Elle le regarda fixement, comme si elle avait du mal à croire qu’il puisse la repousser de cette façon.

— Allez, file ! s’exclama-t-il avec un geste de la main.

Au lieu de lui obéir, elle chargea. Cette fois, ses dents se refermèrent sur l’entrejambe de son pantalon, bien trop près à son goût de la partie la plus sensible de son anatomie.

— Bon sang, Mer ! s’écria-t-il, furieux, en sentant son jean se déchirer.

Le vent frais du soir vint le caresser, lui arrachant un frisson. Merrilee bondit de nouveau, mais cette fois il l’attendait de pied ferme.
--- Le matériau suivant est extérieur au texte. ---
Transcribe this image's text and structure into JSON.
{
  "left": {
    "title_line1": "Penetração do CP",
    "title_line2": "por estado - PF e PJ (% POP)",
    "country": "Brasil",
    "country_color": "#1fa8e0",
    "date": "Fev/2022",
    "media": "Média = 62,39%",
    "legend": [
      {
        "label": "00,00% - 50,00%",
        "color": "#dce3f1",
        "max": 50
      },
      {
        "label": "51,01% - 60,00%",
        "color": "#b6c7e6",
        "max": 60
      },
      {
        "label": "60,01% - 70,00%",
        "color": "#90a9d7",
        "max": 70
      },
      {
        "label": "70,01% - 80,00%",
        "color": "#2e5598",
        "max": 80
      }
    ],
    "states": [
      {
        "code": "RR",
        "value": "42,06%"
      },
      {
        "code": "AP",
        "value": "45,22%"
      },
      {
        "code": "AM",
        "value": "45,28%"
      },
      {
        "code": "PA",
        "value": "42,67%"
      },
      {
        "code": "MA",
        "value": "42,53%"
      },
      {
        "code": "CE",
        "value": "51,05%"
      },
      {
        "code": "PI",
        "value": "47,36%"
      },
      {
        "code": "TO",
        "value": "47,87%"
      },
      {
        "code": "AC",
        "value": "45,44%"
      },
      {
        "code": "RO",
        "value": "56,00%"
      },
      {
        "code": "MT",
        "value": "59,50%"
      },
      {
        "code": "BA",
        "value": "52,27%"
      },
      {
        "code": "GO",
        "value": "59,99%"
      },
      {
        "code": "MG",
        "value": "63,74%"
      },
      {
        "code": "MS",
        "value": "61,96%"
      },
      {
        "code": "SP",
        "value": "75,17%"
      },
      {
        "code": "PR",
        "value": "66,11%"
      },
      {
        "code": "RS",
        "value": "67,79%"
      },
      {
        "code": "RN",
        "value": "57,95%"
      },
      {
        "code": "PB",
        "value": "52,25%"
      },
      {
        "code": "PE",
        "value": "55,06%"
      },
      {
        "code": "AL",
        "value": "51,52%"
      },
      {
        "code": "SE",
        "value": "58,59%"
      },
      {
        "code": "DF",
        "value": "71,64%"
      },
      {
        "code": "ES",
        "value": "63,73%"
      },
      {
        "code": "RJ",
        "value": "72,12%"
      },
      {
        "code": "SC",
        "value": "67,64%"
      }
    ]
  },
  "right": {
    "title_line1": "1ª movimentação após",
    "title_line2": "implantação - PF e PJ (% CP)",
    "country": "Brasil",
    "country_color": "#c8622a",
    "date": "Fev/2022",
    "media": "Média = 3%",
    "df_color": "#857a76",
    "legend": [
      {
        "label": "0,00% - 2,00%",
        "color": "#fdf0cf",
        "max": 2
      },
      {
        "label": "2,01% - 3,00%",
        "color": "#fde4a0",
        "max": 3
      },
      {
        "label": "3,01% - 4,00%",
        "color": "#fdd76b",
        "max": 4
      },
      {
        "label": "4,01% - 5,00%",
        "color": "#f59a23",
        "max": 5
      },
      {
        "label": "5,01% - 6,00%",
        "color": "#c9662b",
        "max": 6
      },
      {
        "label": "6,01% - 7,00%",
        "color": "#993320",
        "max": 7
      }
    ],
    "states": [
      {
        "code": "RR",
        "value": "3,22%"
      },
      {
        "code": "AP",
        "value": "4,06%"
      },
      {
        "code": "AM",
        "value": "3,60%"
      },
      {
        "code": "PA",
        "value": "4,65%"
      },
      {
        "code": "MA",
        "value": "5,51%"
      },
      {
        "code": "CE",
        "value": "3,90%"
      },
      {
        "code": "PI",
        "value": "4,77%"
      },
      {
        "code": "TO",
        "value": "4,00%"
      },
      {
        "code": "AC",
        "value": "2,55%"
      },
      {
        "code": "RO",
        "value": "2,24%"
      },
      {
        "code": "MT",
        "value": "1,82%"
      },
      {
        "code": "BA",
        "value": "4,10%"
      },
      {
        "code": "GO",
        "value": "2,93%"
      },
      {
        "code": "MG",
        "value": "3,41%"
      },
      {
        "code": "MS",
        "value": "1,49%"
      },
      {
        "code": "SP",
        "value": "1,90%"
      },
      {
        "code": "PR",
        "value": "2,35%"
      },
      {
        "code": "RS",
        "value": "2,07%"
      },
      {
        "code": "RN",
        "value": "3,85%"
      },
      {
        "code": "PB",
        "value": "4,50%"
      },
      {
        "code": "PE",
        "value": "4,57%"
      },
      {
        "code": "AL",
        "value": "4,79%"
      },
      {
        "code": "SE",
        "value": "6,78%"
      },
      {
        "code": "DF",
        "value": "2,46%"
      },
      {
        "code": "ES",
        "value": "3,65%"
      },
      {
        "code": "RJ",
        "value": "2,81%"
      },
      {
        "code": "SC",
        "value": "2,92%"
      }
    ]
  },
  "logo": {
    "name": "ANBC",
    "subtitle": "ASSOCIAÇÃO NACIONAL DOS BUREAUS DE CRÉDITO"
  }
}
Usant de sa haute taille et de sa force nettement supérieure, il la saisit par le cou et la souleva de terre. Tandis qu’elle essayait vainement de se dégager, il dut la tenir à bout de bras pour éviter qu’elle ne le griffe ou le morde. Il la projeta alors dans l’abreuvoir qui se trouvait juste devant le bar. Elle atterrit dans l’eau avec un bruit d’éclaboussures et un grondement furieux.
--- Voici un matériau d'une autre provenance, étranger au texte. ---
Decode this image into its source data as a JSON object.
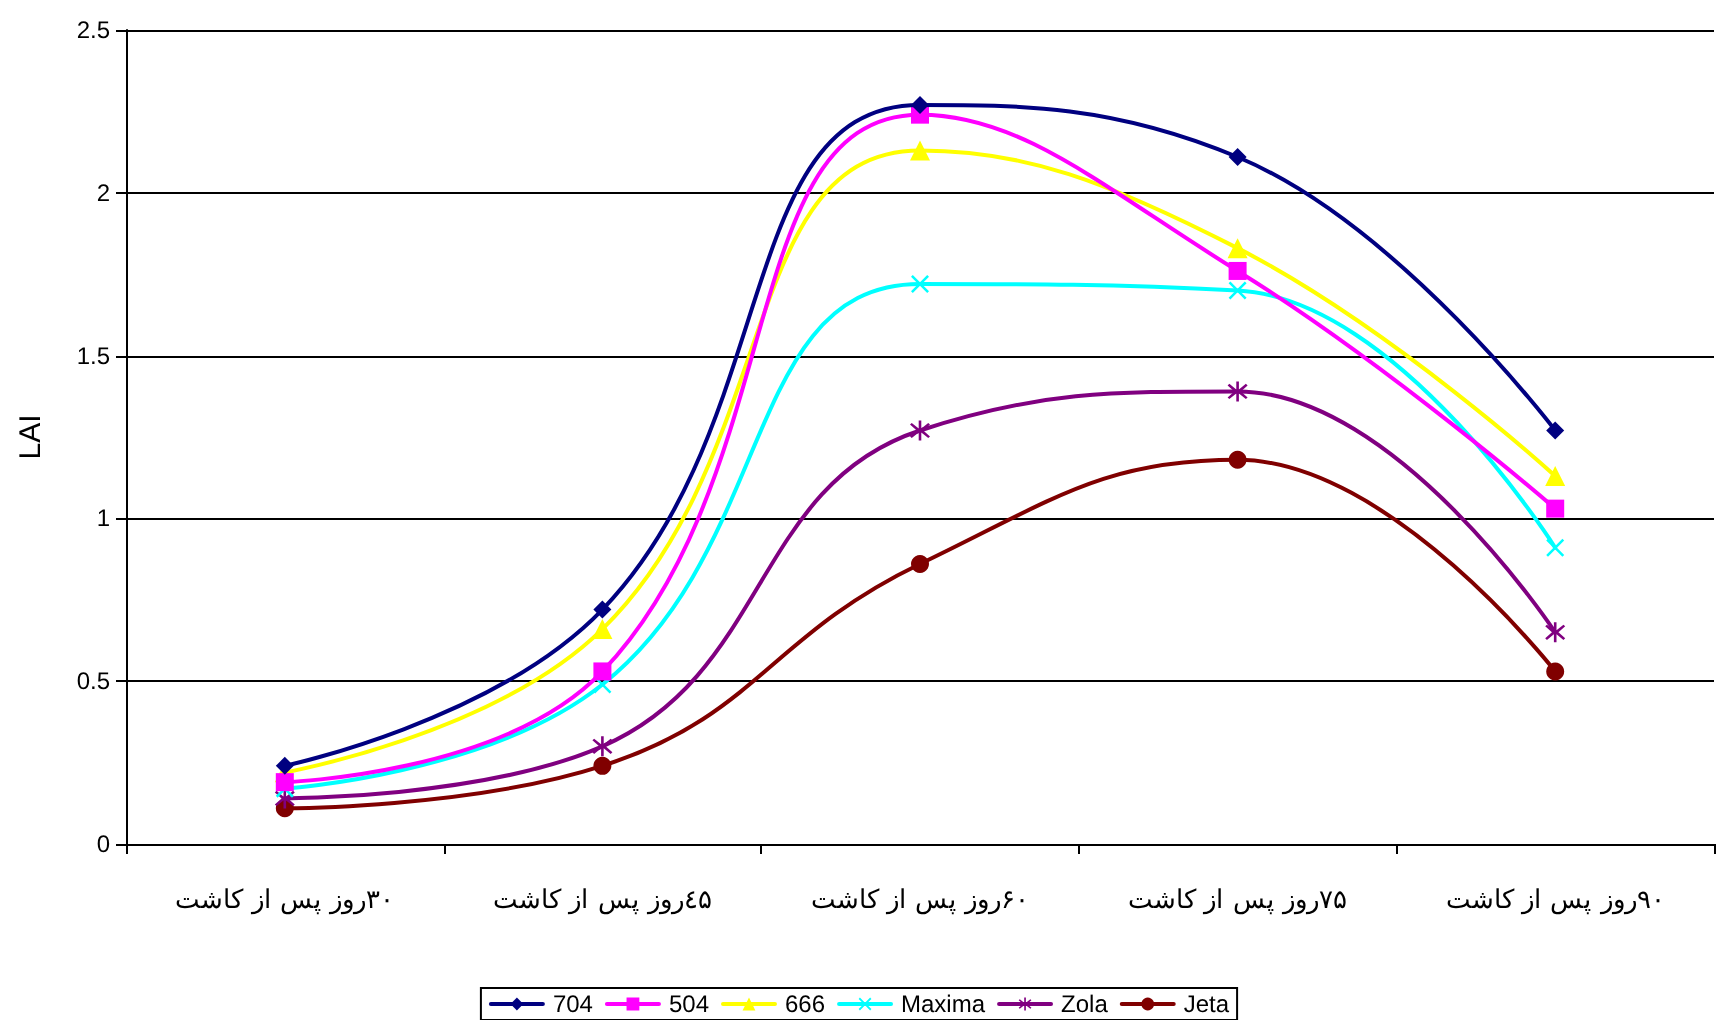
{
  "chart_data": {
    "type": "line",
    "ylabel": "LAI",
    "categories": [
      "۳۰روز پس از کاشت",
      "٤۵روز پس از کاشت",
      "۶۰روز پس از کاشت",
      "۷۵روز پس از کاشت",
      "۹۰روز پس از کاشت"
    ],
    "series": [
      {
        "name": "704",
        "color": "#000080",
        "marker": "diamond",
        "values": [
          0.24,
          0.72,
          2.27,
          2.11,
          1.27
        ]
      },
      {
        "name": "504",
        "color": "#ff00ff",
        "marker": "square",
        "values": [
          0.19,
          0.53,
          2.24,
          1.76,
          1.03
        ]
      },
      {
        "name": "666",
        "color": "#ffff00",
        "marker": "triangle",
        "values": [
          0.22,
          0.66,
          2.13,
          1.83,
          1.13
        ]
      },
      {
        "name": "Maxima",
        "color": "#00ffff",
        "marker": "cross",
        "values": [
          0.17,
          0.49,
          1.72,
          1.7,
          0.91
        ]
      },
      {
        "name": "Zola",
        "color": "#800080",
        "marker": "star",
        "values": [
          0.14,
          0.3,
          1.27,
          1.39,
          0.65
        ]
      },
      {
        "name": "Jeta",
        "color": "#800000",
        "marker": "circle",
        "values": [
          0.11,
          0.24,
          0.86,
          1.18,
          0.53
        ]
      }
    ],
    "ylim": [
      0,
      2.5
    ],
    "yticks": [
      0,
      0.5,
      1,
      1.5,
      2,
      2.5
    ],
    "grid": "y",
    "legend": "bottom",
    "line_style": "solid"
  }
}
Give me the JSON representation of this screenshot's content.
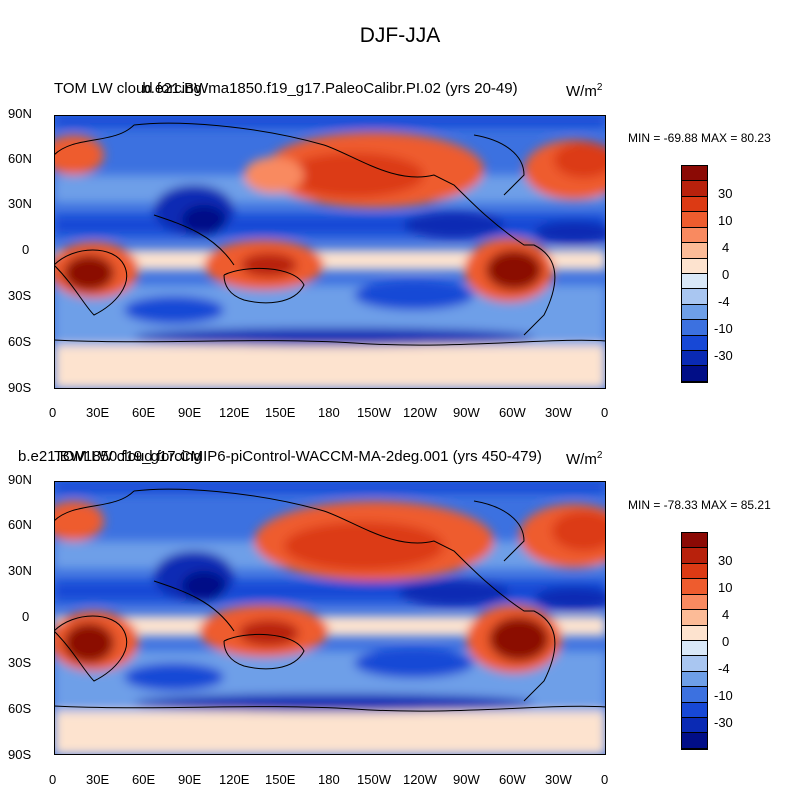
{
  "figure": {
    "title": "DJF-JJA"
  },
  "panels": [
    {
      "id": "top",
      "title_left": "TOM LW cloud forcing",
      "title_center": "b.e21.BWma1850.f19_g17.PaleoCalibr.PI.02 (yrs 20-49)",
      "units": "W/m",
      "units_sup": "2",
      "minmax": "MIN = -69.88 MAX =  80.23"
    },
    {
      "id": "bottom",
      "title_left": "TOM LW cloud forcing",
      "title_center": "b.e21.BW1850.f19_g17.CMIP6-piControl-WACCM-MA-2deg.001 (yrs 450-479)",
      "units": "W/m",
      "units_sup": "2",
      "minmax": "MIN = -78.33 MAX =  85.21"
    }
  ],
  "axes": {
    "lat_labels": [
      "90N",
      "60N",
      "30N",
      "0",
      "30S",
      "60S",
      "90S"
    ],
    "lon_labels": [
      "0",
      "30E",
      "60E",
      "90E",
      "120E",
      "150E",
      "180",
      "150W",
      "120W",
      "90W",
      "60W",
      "30W",
      "0"
    ]
  },
  "colorbar": {
    "labels": [
      "30",
      "10",
      "4",
      "0",
      "-4",
      "-10",
      "-30"
    ],
    "colors": [
      "#8b0a05",
      "#b8210c",
      "#dc3a14",
      "#ee5c2e",
      "#f98a60",
      "#fcbb97",
      "#fde3cf",
      "#d9e8f8",
      "#a9c6f1",
      "#6e9fe8",
      "#3c71e0",
      "#1748d6",
      "#0a2ab4",
      "#010e87"
    ]
  }
}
Beck demeura immobile, les mains sur les hanches, sachant qu’il venait de commettre une terrible erreur. Une erreur qu’il ne regrettait pas.

Merrilee posa ses pattes avant sur le rebord de l’abreuvoir et lui jeta l’un de ces regards bleu glacé dont elle avait le secret. Il eut à peine le temps de comprendre ce qu’elle s’apprêtait à faire que déjà elle lui sautait dessus.
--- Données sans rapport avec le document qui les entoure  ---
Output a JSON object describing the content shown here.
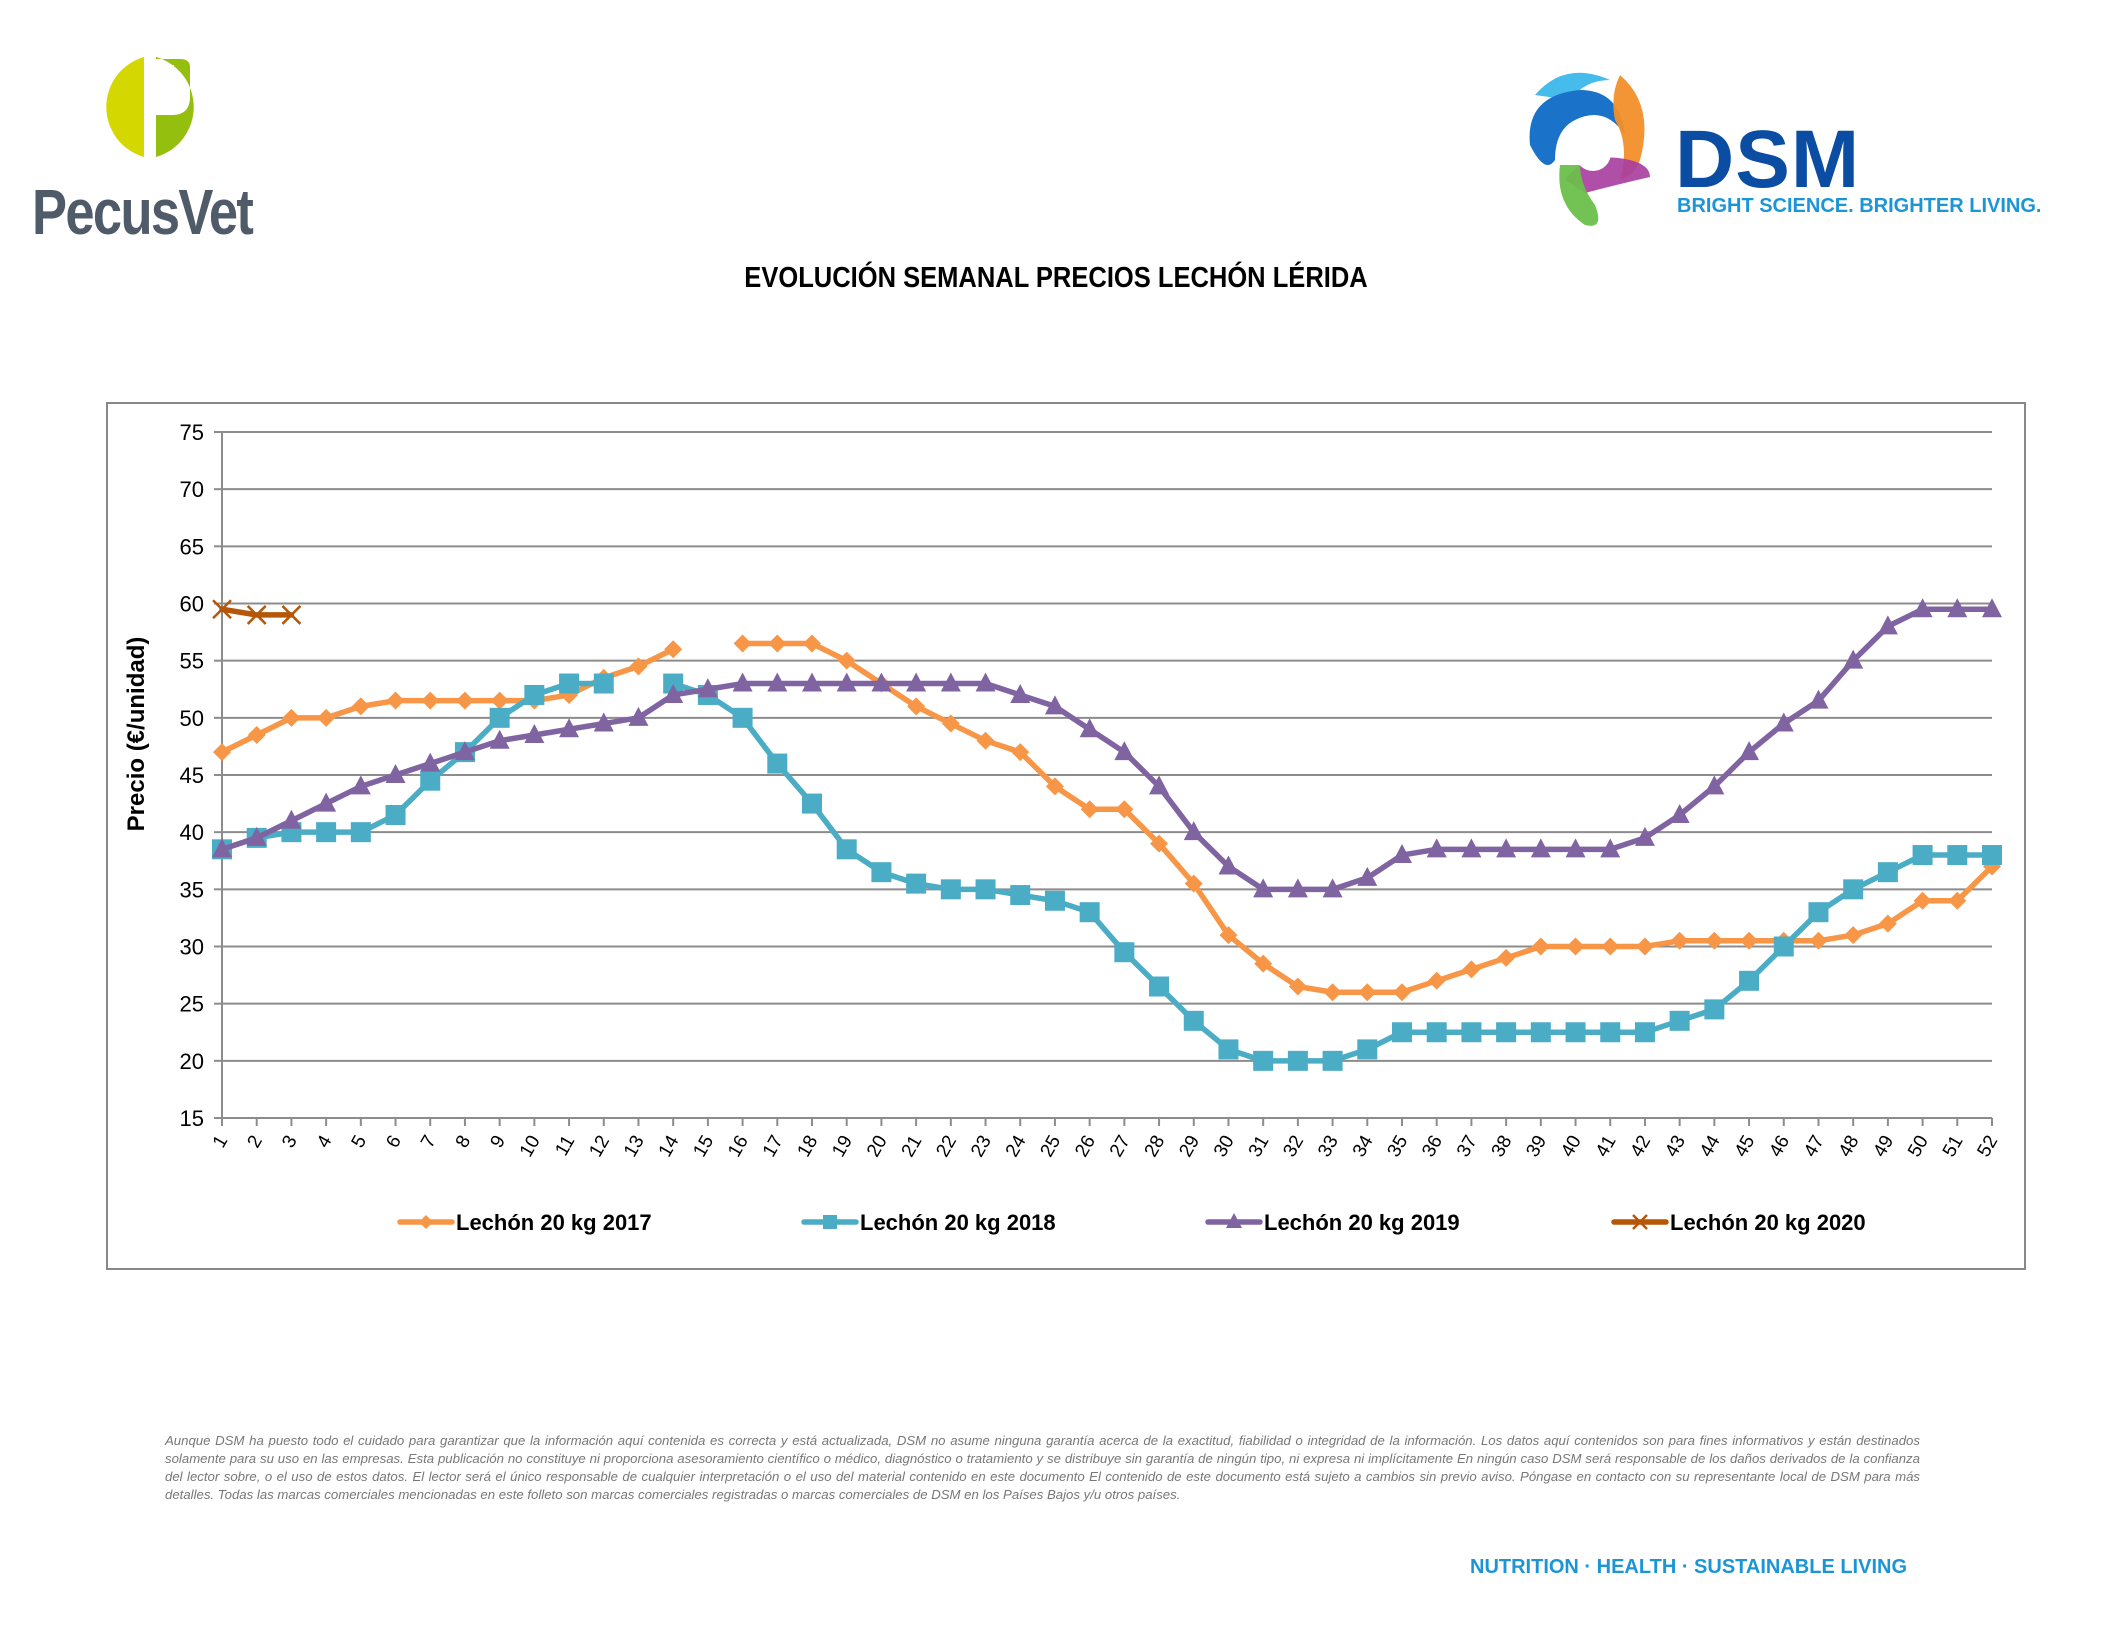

Cette fois, il bascula en arrière et se retrouva étendu de tout son long sur le tapis d’aiguilles de pin. Elle se redressa au-dessus de lui et s’ébroua de toutes ses forces, faisant pleuvoir sur lui une averse de gouttelettes argentées. Son odeur envahit Beck. Une fragrance sauvage, faite de musc mêlé de vanille, qui s’insinua au plus profond de lui, réveillant le désir qu’il avait d’elle.

— Va-t’en Merrilee, protesta-t-il. Je ne suis pas intéressé.

Sans se décourager le moins du monde, elle attrapa entre ses dents l’ourlet de son T-shirt et tira dessus pour le lui ôter. S’il ne s’était pas laissé faire, le vêtement se serait déchiré. Il tenta de la ceinturer pour le récupérer mais elle s’échappa sans mal et se mit à courir, la queue entre les jambes comme si elle avait peur de lui.

Ce n’était pas le cas, bien sûr, mais elle avait eu tort d’agir ainsi. Car ce T-shirt était l’un de ses préférés et il était bien décidé à le récupérer. A n’importe quel prix.